Professor Louise Burke

Professor Louise Burke is a sports dietitian with nearly 40 years of experience in the education and counselling of elite athletes. She was Head of Sports Nutrition at the Australian Institute of Sport (AIS) from 1990 to 2018 and continues at the AIS as Chief of Nutrition Strategy. She was also the dietitian for the Australian Olympic team at the Summer Olympic Games from 1996 to 2012.

Professor Burke’s publications include more than 300 papers in peer-reviewed journals and book chapters, and the authorship or editorship of several textbooks on sports nutrition. She is an editor of the International Journal of Sport Nutrition and Exercise Metabolism. She was a founding member of the Executive of Sports Dietitians Australia and is a Director of the IOC Diploma in Sports Nutrition. She was awarded a Medal of the Order of Australia in 2009 for her contribution to sports nutrition. In 2014 she was appointed as Chair in Sports Nutrition for the Mary MacKillop Institute of Health Research at ACU in Melbourne.

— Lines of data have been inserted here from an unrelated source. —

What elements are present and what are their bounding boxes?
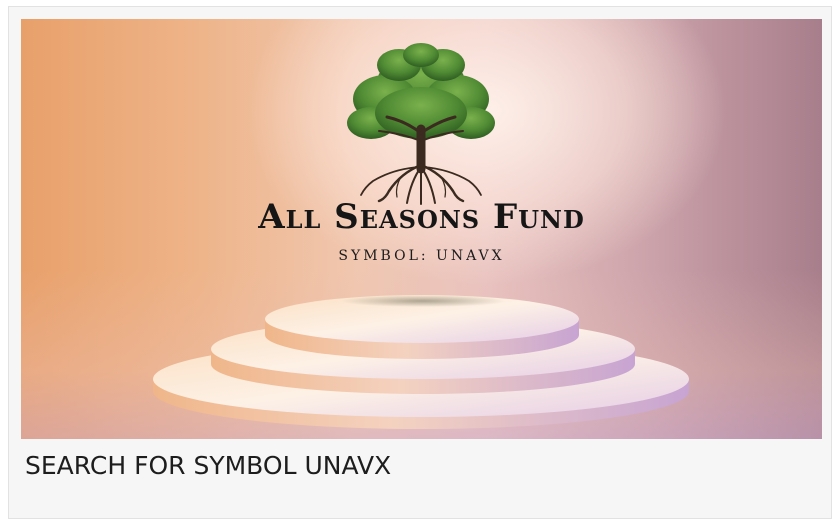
fund-banner-image[interactable]: All Seasons Fund SYMBOL: UNAVX — [21, 19, 822, 439]
ad-card[interactable]: All Seasons Fund SYMBOL: UNAVX SEARCH FO… — [8, 6, 832, 519]
fund-brand-name: All Seasons Fund — [258, 197, 585, 237]
fund-symbol-line: SYMBOL: UNAVX — [338, 248, 505, 264]
search-symbol-link[interactable]: SEARCH FOR SYMBOL UNAVX — [25, 451, 391, 480]
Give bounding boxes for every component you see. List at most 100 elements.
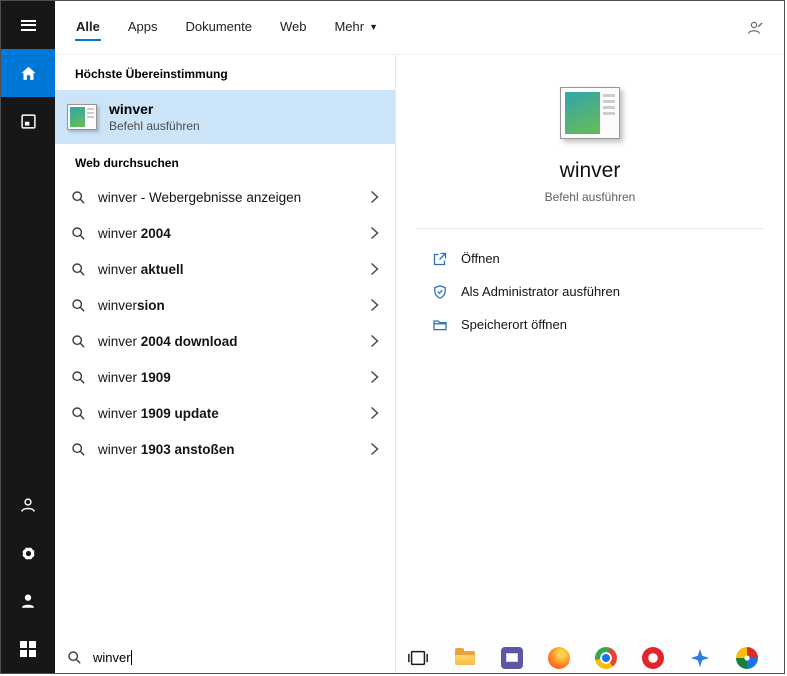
search-icon: [71, 442, 86, 457]
teams-icon[interactable]: [688, 646, 712, 670]
menu-button[interactable]: [1, 1, 55, 49]
main-area: Alle Apps Dokumente Web Mehr ▼: [55, 1, 784, 673]
windows-search-flyout: Alle Apps Dokumente Web Mehr ▼: [0, 0, 785, 674]
action-open[interactable]: Öffnen: [432, 242, 784, 275]
taskbar: [396, 642, 784, 673]
hamburger-icon: [21, 17, 36, 33]
search-suggestion[interactable]: winver 2004: [55, 215, 395, 251]
suggestion-text: winver 2004: [98, 226, 358, 241]
action-open-file-location[interactable]: Speicherort öffnen: [432, 308, 784, 341]
search-icon: [71, 262, 86, 277]
colorful-app-icon[interactable]: [735, 646, 759, 670]
firefox-icon[interactable]: [547, 646, 571, 670]
app-window-icon: [20, 113, 37, 130]
best-match-result[interactable]: winver Befehl ausführen: [55, 90, 395, 144]
search-icon: [71, 226, 86, 241]
tab-mehr[interactable]: Mehr ▼: [333, 14, 379, 41]
chrome-icon[interactable]: [594, 646, 618, 670]
account-button[interactable]: [1, 481, 55, 529]
action-run-as-admin[interactable]: Als Administrator ausführen: [432, 275, 784, 308]
right-column: winver Befehl ausführen Öffnen: [396, 55, 784, 673]
divider: [416, 228, 764, 229]
content-area: Höchste Übereinstimmung winver Befehl au…: [55, 55, 784, 673]
search-suggestion[interactable]: winver aktuell: [55, 251, 395, 287]
chevron-right-icon[interactable]: [370, 334, 379, 348]
chevron-right-icon[interactable]: [370, 190, 379, 204]
file-explorer-icon[interactable]: [453, 646, 477, 670]
best-match-text: winver Befehl ausführen: [109, 101, 200, 133]
purple-app-icon[interactable]: [500, 646, 524, 670]
chevron-right-icon[interactable]: [370, 406, 379, 420]
start-button[interactable]: [1, 625, 55, 673]
feedback-user-icon[interactable]: [746, 19, 764, 37]
profile-icon: [19, 592, 37, 610]
result-title: winver: [109, 101, 200, 117]
action-label: Speicherort öffnen: [461, 317, 567, 332]
search-icon: [71, 298, 86, 313]
search-icon: [71, 190, 86, 205]
tab-dokumente[interactable]: Dokumente: [184, 14, 252, 41]
home-icon: [20, 65, 37, 82]
preview-panel: winver Befehl ausführen Öffnen: [396, 55, 784, 642]
winver-app-icon: [67, 104, 97, 130]
search-suggestion[interactable]: winver 1909 update: [55, 395, 395, 431]
tab-alle[interactable]: Alle: [75, 14, 101, 41]
folder-location-icon: [432, 317, 448, 333]
profile-button[interactable]: [1, 577, 55, 625]
search-suggestion[interactable]: winver 1903 anstoßen: [55, 431, 395, 467]
windows-start-icon: [20, 641, 36, 657]
open-icon: [432, 251, 448, 267]
suggestion-text: winver 1903 anstoßen: [98, 442, 358, 457]
preview-title: winver: [560, 159, 621, 183]
results-panel: Höchste Übereinstimmung winver Befehl au…: [55, 55, 396, 673]
suggestion-text: winversion: [98, 298, 358, 313]
chevron-right-icon[interactable]: [370, 226, 379, 240]
search-suggestion[interactable]: winversion: [55, 287, 395, 323]
suggestion-text: winver - Webergebnisse anzeigen: [98, 190, 358, 205]
tab-label: Dokumente: [185, 19, 251, 34]
chevron-right-icon[interactable]: [370, 370, 379, 384]
sidebar-bottom-group: [1, 481, 55, 673]
chevron-right-icon[interactable]: [370, 298, 379, 312]
task-view-icon[interactable]: [406, 646, 430, 670]
chevron-down-icon: ▼: [369, 22, 378, 32]
search-suggestion[interactable]: winver 2004 download: [55, 323, 395, 359]
suggestion-text: winver 1909 update: [98, 406, 358, 421]
search-icon: [71, 370, 86, 385]
home-button[interactable]: [1, 49, 55, 97]
search-suggestion[interactable]: winver - Webergebnisse anzeigen: [55, 179, 395, 215]
winver-app-icon-large: [560, 87, 620, 139]
text-caret: [131, 650, 132, 665]
search-suggestion[interactable]: winver 1909: [55, 359, 395, 395]
action-list: Öffnen Als Administrator ausführen: [396, 242, 784, 341]
best-match-header: Höchste Übereinstimmung: [55, 55, 395, 90]
tab-apps[interactable]: Apps: [127, 14, 159, 41]
search-icon: [71, 334, 86, 349]
search-input[interactable]: winver: [93, 650, 132, 665]
sidebar: [1, 1, 55, 673]
search-box[interactable]: winver: [55, 642, 395, 673]
chevron-right-icon[interactable]: [370, 442, 379, 456]
app-window-button[interactable]: [1, 97, 55, 145]
suggestion-text: winver aktuell: [98, 262, 358, 277]
search-input-value: winver: [93, 650, 131, 665]
action-label: Öffnen: [461, 251, 500, 266]
tab-label: Alle: [76, 19, 100, 34]
admin-shield-icon: [432, 284, 448, 300]
tab-label: Web: [280, 19, 307, 34]
tab-label: Apps: [128, 19, 158, 34]
action-label: Als Administrator ausführen: [461, 284, 620, 299]
tab-label: Mehr: [334, 19, 364, 34]
settings-gear-icon: [19, 544, 38, 563]
suggestion-text: winver 1909: [98, 370, 358, 385]
tab-web[interactable]: Web: [279, 14, 308, 41]
results-list: Höchste Übereinstimmung winver Befehl au…: [55, 55, 395, 642]
preview-subtitle: Befehl ausführen: [545, 190, 636, 204]
chevron-right-icon[interactable]: [370, 262, 379, 276]
settings-button[interactable]: [1, 529, 55, 577]
search-icon: [71, 406, 86, 421]
sidebar-top-group: [1, 1, 55, 145]
account-icon: [19, 496, 37, 514]
tab-bar: Alle Apps Dokumente Web Mehr ▼: [55, 1, 784, 55]
red-app-icon[interactable]: [641, 646, 665, 670]
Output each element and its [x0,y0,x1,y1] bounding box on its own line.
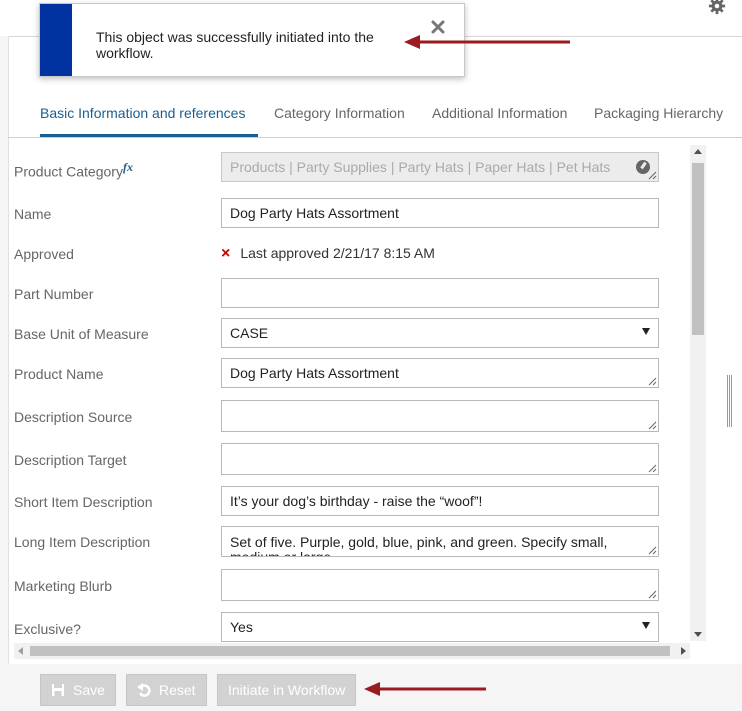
initiate-in-workflow-button[interactable]: Initiate in Workflow [217,674,357,706]
gear-icon[interactable] [708,0,726,15]
toast-message: This object was successfully initiated i… [96,29,374,61]
tab-bar: Basic Information and references Categor… [8,90,742,138]
resize-handle-icon[interactable] [648,464,657,473]
resize-handle-icon[interactable] [648,171,657,180]
approved-label: Approved [14,246,74,262]
scroll-right-icon[interactable] [681,647,686,655]
short-item-description-label: Short Item Description [14,494,153,510]
resize-handle-icon[interactable] [648,377,657,386]
save-icon [52,684,64,696]
horizontal-scroll-thumb[interactable] [30,646,670,656]
product-name-field[interactable]: Dog Party Hats Assortment [221,358,659,388]
resize-handle-icon[interactable] [648,421,657,430]
marketing-blurb-field[interactable] [221,569,659,601]
marketing-blurb-label: Marketing Blurb [14,578,113,594]
resize-handle-icon[interactable] [648,546,657,555]
approved-status: × Last approved 2/21/17 8:15 AM [221,245,435,262]
save-button[interactable]: Save [40,674,116,706]
product-category-field[interactable]: Products | Party Supplies | Party Hats |… [221,152,659,182]
long-item-description-field[interactable]: Set of five. Purple, gold, blue, pink, a… [221,526,659,557]
dropdown-arrow-icon[interactable] [642,328,650,335]
scroll-up-icon[interactable] [694,149,702,154]
attribute-form: Product Categoryfx Products | Party Supp… [8,142,708,642]
exclusive-select[interactable]: Yes [221,612,659,642]
base-unit-label: Base Unit of Measure [14,326,149,342]
annotation-arrow-toast [404,35,570,49]
part-number-field[interactable] [221,278,659,308]
description-source-label: Description Source [14,409,133,425]
scroll-left-icon[interactable] [18,647,23,655]
vertical-scrollbar[interactable] [690,145,706,641]
success-toast: This object was successfully initiated i… [39,3,465,77]
annotation-arrow-initiate [364,682,486,696]
scroll-down-icon[interactable] [694,632,702,637]
reset-button[interactable]: Reset [126,674,207,706]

Associate Professor Shona Halson

Shona Halson is an associate professor in the School of Behavioural and Health Sciences at ACU. Prior to this she was a senior physiologist at the Australian Institute of Sport for 15 years. She was the head recovery physiologist for the AIS from 2002 to 2018. Shona has a PhD in exercise physiology and has more than 100 peer-reviewed publications in the areas of sleep, recovery, fatigue, and travel. She is an associate editor of the International Journal of Sports Physiology and Performance. Shona was selected as the Director of the Australian Olympic Committee Recovery Centre for three Olympic Games. She also provides consultancy services to the Australian Open Tennis Tournament and Nike as part of the Nike Performance Council and Nike Scientific Advisory Panel.

Selwyn Griffith

Selwyn Griffith has been an integral part of the Brisbane Lions high performance department for eight years. He has held a number of positions in the medical and strength and conditioning departments. He holds masters degrees in high performance sport from ACU and in osteopathy and has a keen interest in strength and power profiling and programming and return to performance strategies. His current role involves the development and implementation of strength and power programs for the AFL squad and return to performance programs for injured athletes, including strength and power assessments and programming, re-conditioning and training load management.